Когда мама родилась, председатель бабушке подарил коробку душистого земляничного мыла, им потом вся семья много лет по праздникам мылась. А бабушку три деревни за глаза звали «подтирка председателева», хотя они и были-то вместе всего ничего – раз пять или шесть за все время, так бабушка говорила, и я ей верю. Мама моя всегда умная была и училась хорошо, читать любила. А жена председателя библиотекаршей работала, она как-то маме и говорит: прости меня, Дарья, я понимаю, что никакой вины на тебе, девочке, нет, но не могу я тебя видеть – каждый раз душа злобой переворачивается. Хочешь из колхоза в город уехать? Я мужа заставлю, он тебе бумаги сделает. Бабушка маме сказала: поезжай, здесь тебе жизни не будет, хоть и поневоле, но все одно сгубит она тебя. И по голове ее погладила; мама говорит – чуть не первый раз, когда она материну ласку помнит. Я-то хорошо помню бабушкины руки – скрюченные все, в чешуйках, и четыре ногтя черные. Меня-то она уже много ласкала. А в деревне тогда (правда или неправда) говорили: председатель после контузии даже читать толком не мог, ему всё жена читала и объясняла, как поступить, и что она скажет – то он и делает. А у них прежде-то два сына было – один за одним они погибли, мальчишки совсем, в сорок четвертом, похоронки в колхоз пришли с разницей в три недели.

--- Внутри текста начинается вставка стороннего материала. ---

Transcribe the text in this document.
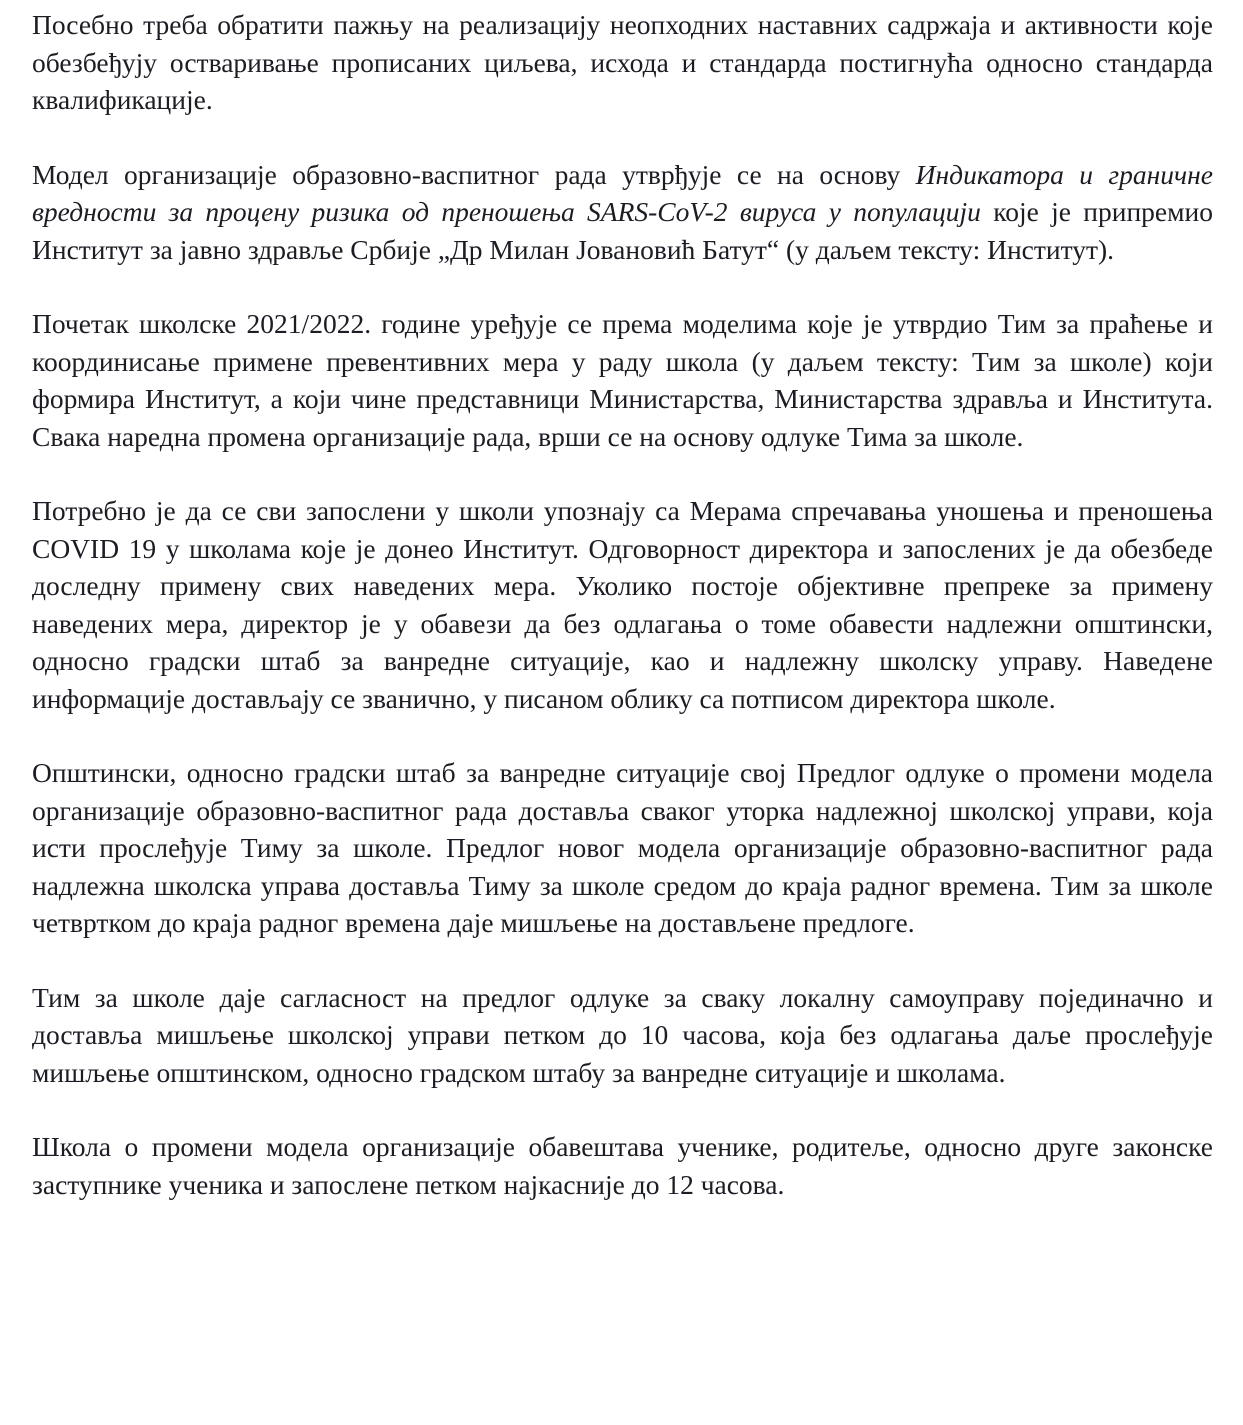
Посебно треба обратити пажњу на реализацију неопходних наставних садржаја и активности које обезбеђују остваривање прописаних циљева, исхода и стандарда постигнућа односно стандарда квалификације.

Модел организације образовно-васпитног рада утврђује се на основу Индикатора и граничне вредности за процену ризика од преношења SARS-CoV-2 вируса у популацији које је припремио Институт за јавно здравље Србије „Др Милан Јовановић Батут“ (у даљем тексту: Институт).

Почетак школске 2021/2022. године уређује се према моделима које је утврдио Тим за праћење и координисање примене превентивних мера у раду школа (у даљем тексту: Тим за школе) који формира Институт, а који чине представници Министарства, Министарства здравља и Института. Свака наредна промена организације рада, врши се на основу одлуке Тима за школе.

Потребно је да се сви запослени у школи упознају са Мерама спречавања уношења и преношења COVID 19 у школама које је донео Институт. Одговорност директора и запослених је да обезбеде доследну примену свих наведених мера. Уколико постоје објективне препреке за примену наведених мера, директор је у обавези да без одлагања о томе обавести надлежни општински, односно градски штаб за ванредне ситуације, као и надлежну школску управу. Наведене информације достављају се званично, у писаном облику са потписом директора школе.

Општински, односно градски штаб за ванредне ситуације свој Предлог одлуке о промени модела организације образовно-васпитног рада доставља сваког уторка надлежној школској управи, која исти прослеђује Тиму за школе. Предлог новог модела организације образовно-васпитног рада надлежна школска управа доставља Тиму за школе средом до краја радног времена. Тим за школе четвртком до краја радног времена даје мишљење на достављене предлоге.

Тим за школе даје сагласност на предлог одлуке за сваку локалну самоуправу појединачно и доставља мишљење школској управи петком до 10 часова, која без одлагања даље прослеђује мишљење општинском, односно градском штабу за ванредне ситуације и школама.

Школа о промени модела организације обавештава ученике, родитеље, односно друге законске заступнике ученика и запослене петком најкасније до 12 часова.
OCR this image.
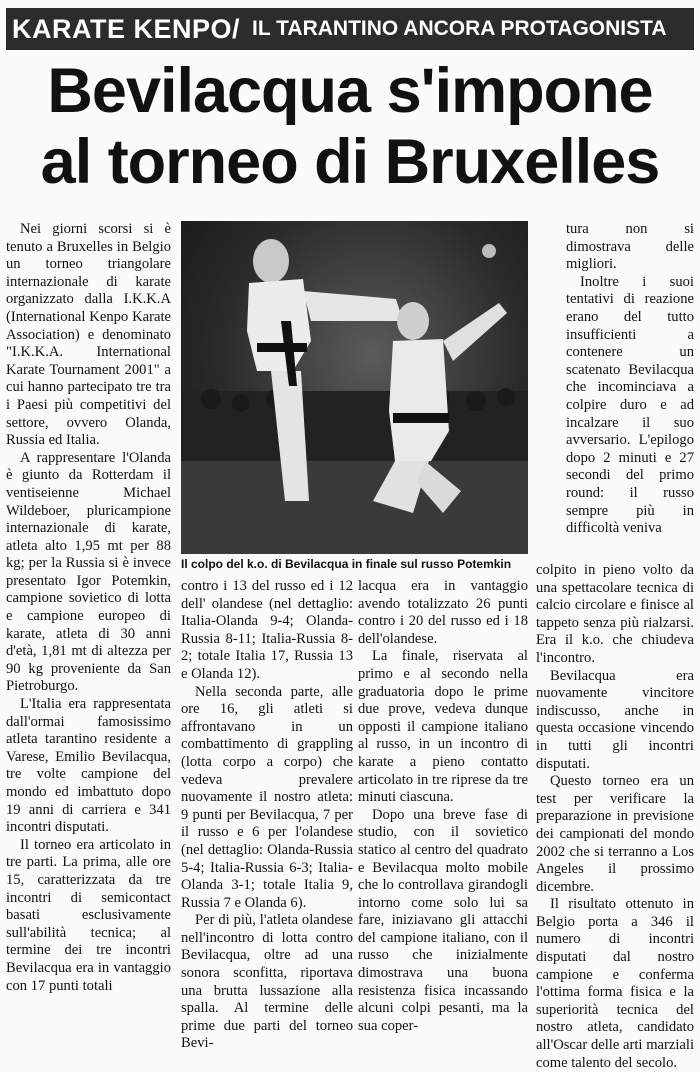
KARATE KENPO/ IL TARANTINO ANCORA PROTAGONISTA
Bevilacqua s'impone
al torneo di Bruxelles

Nei giorni scorsi si è tenuto a Bruxelles in Belgio un torneo triangolare internazionale di karate organizzato dalla I.K.K.A (International Kenpo Karate Association) e denominato "I.K.K.A. International Karate Tournament 2001" a cui hanno partecipato tre tra i Paesi più competitivi del settore, ovvero Olanda, Russia ed Italia.

A rappresentare l'Olanda è giunto da Rotterdam il ventiseienne Michael Wildeboer, pluricampione internazionale di karate, atleta alto 1,95 mt per 88 kg; per la Russia si è invece presentato Igor Potemkin, campione sovietico di lotta e campione europeo di karate, atleta di 30 anni d'età, 1,81 mt di altezza per 90 kg proveniente da San Pietroburgo.

L'Italia era rappresentata dall'ormai famosissimo atleta tarantino residente a Varese, Emilio Bevilacqua, tre volte campione del mondo ed imbattuto dopo 19 anni di carriera e 341 incontri disputati.

Il torneo era articolato in tre parti. La prima, alle ore 15, caratterizzata da tre incontri di semicontact basati esclusivamente sull'abilità tecnica; al termine dei tre incontri Bevilacqua era in vantaggio con 17 punti totali

Il colpo del k.o. di Bevilacqua in finale sul russo Potemkin

contro i 13 del russo ed i 12 dell' olandese (nel dettaglio: Italia-Olanda 9-4; Olanda-Russia 8-11; Italia-Russia 8-2; totale Italia 17, Russia 13 e Olanda 12).

Nella seconda parte, alle ore 16, gli atleti si affrontavano in un combattimento di grappling (lotta corpo a corpo) che vedeva prevalere nuovamente il nostro atleta: 9 punti per Bevilacqua, 7 per il russo e 6 per l'olandese (nel dettaglio: Olanda-Russia 5-4; Italia-Russia 6-3; Italia-Olanda 3-1; totale Italia 9, Russia 7 e Olanda 6).

Per di più, l'atleta olandese nell'incontro di lotta contro Bevilacqua, oltre ad una sonora sconfitta, riportava una brutta lussazione alla spalla. Al termine delle prime due parti del torneo Bevi-

lacqua era in vantaggio avendo totalizzato 26 punti contro i 20 del russo ed i 18 dell'olandese.

La finale, riservata al primo e al secondo nella graduatoria dopo le prime due prove, vedeva dunque opposti il campione italiano al russo, in un incontro di karate a pieno contatto articolato in tre riprese da tre minuti ciascuna.

Dopo una breve fase di studio, con il sovietico statico al centro del quadrato e Bevilacqua molto mobile che lo controllava girandogli intorno come solo lui sa fare, iniziavano gli attacchi del campione italiano, con il russo che inizialmente dimostrava una buona resistenza fisica incassando alcuni colpi pesanti, ma la sua coper-

tura non si dimostrava delle migliori.

Inoltre i suoi tentativi di reazione erano del tutto insufficienti a contenere un scatenato Bevilacqua che incominciava a colpire duro e ad incalzare il suo avversario. L'epilogo dopo 2 minuti e 27 secondi del primo round: il russo sempre più in difficoltà veniva

colpito in pieno volto da una spettacolare tecnica di calcio circolare e finisce al tappeto senza più rialzarsi. Era il k.o. che chiudeva l'incontro.

Bevilacqua era nuovamente vincitore indiscusso, anche in questa occasione vincendo in tutti gli incontri disputati.

Questo torneo era un test per verificare la preparazione in previsione dei campionati del mondo 2002 che si terranno a Los Angeles il prossimo dicembre.

Il risultato ottenuto in Belgio porta a 346 il numero di incontri disputati dal nostro campione e conferma l'ottima forma fisica e la superiorità tecnica del nostro atleta, candidato all'Oscar delle arti marziali come talento del secolo.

Мама в Ленинград уехала и поступила на завод. Жили, по ее словам, в общежитии хорошо, всего по четверо в комнате, и девочки все славные, веселые. Мама моя, я уже говорила, умная и быстро в цеху на работе освоилась, стала рационализаторские предложения вносить. У нас дома грамот за них – целая толстая папка. Там и по станкам какие-то штуки, и по организации производства. И еще у нее звание есть – «Заслуженный рационализатор республики» или что-то в этом роде. Ей потом, уже когда я родилась, через это звание и комнату в коммуналке дирекция «пробила». Тогда ведь только семьям жилье давали… Но жили они весело и интересно: праздники вместе справляли, песни пели, плясали даже (все же почти из деревни). В девичье общежитие парней не пускали, но ведь всегда можно договориться или обмануть. Маме нравились парни веселые, которые пошутить могут. Она вспоминала бабушку и думала: за молодого пойду. Мой отец, как я поняла, практику на этом заводе проходил, анекдоты хорошо рассказывал – и смешные, и политические даже. Он очень худой был, и мама его деревенскими продуктами подкармливала (она к бабушке-то регулярно ездила – с огородом помочь и вообще). Она думала, что у них любовь, и он просто стесняется шаг сделать. Когда она ему о беременности сказала, он ей предложил денег на аборт и сказал: ты же понимаешь, что я не могу своим родителям девочку из деревни, лимиту представить как свою невесту, к тому же беременную. Они нас обоих с лестницы спустят. И куда мы пойдем? Она сказала: ну что ж, прощай тогда. Он вздохнул с облегчением, уточнил: так тебе денег, значит, не надо? – и ушел.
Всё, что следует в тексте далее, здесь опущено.